J.K. Rowling’s Harry Potter series might have dominated YA fantasy when it was first published, but there was another series of books that was received an equal amount of critical acclaim: Philip Pullman’s His Dark Materials trilogy. Ever since the last installment hit bookstores in 2000, Pullman has spoken about a “companion” novel to the trilogy, which he called The Book of Dust. Today, he announced that The Book of Dust isn’t one book; it’s three, and the first installment will hit bookstores on October 19th.
Pullman’s 1995 novel The Golden Compass was the first installment of the trilogy, and introduced readers to a young girl named Lyra Belacqua, who lives in an alternate world ruled by a theocracy called the Magisterium.

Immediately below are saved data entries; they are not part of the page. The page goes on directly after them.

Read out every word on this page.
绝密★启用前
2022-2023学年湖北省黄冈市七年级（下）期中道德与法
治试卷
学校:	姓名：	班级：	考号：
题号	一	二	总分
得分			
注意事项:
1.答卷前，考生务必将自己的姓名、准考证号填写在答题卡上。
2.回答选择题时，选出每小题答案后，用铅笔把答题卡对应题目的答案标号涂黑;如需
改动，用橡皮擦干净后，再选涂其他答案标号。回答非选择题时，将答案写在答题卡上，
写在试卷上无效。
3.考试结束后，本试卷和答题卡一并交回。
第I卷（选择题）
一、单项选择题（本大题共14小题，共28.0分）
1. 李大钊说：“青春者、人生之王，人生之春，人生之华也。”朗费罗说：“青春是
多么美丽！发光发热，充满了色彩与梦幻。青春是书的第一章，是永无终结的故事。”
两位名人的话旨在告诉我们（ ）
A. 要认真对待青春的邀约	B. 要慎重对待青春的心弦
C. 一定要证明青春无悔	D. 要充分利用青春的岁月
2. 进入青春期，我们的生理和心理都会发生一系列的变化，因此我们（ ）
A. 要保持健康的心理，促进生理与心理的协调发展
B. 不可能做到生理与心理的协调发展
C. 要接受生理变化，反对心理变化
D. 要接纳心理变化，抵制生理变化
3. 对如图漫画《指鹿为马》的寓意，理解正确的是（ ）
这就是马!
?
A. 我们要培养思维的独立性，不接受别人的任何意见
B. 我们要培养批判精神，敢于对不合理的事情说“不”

After Lyra’s friends are kidnapped, she sets off to the arctic to rescue them, and discovers a sinister plot by the Magisterium that is linked to a mysterious particle known as Dust, which her uncle has been studying in secret.
Pullman first announced ‘The Book of Dust’ in 2003
A film based on Compass earned mediocre reviews in 2007, and in 2015 the BBC announced an eight-part television series based on the trilogy. The Subtle Knife and The Amber Spyglass rounded out the series, and Pullman wrote several additional stories that tied into the universe in the years after. In 2003, the author first announced that he was working on The Book of Dust, and he’s offered sporadic updates in the years since.
In an interview with NPR, Pullman noted that the first installment of The Book of Dust trilogy will be set prior to the events of The Golden Compass, when Lyra is an infant, while the second and third installments will take place a decade after the events of The Amber Spyglass. “It doesn’t stand before or after His Dark Materials, but beside it,” Pullman explained. “It’s a different story, but there are settings that readers of His Dark Materials will recognize and characters they’ve met before.” The trilogy will tell the larger story of struggle between the Magisterium and “those who believe thought and speech should be free.”
The trilogy will explore the nature of dust
Pullman noted that he wanted to use the trilogy to explore the nature of Dust, which in the world of the books is essentially responsible for consciousness, and viewed by the Magisterium as the source of original sin. “That's what I really wanted to explore in this new work," he told NPR. "More about the nature of Dust, and consciousness, and what it means to be a human being."
Today’s announcement didn’t reveal the titles for the individual installments of the trilogy, and it’s not clear when the second or third installments will be released. Despite that, this is a long-overdue treat for fans of His Dark Materials.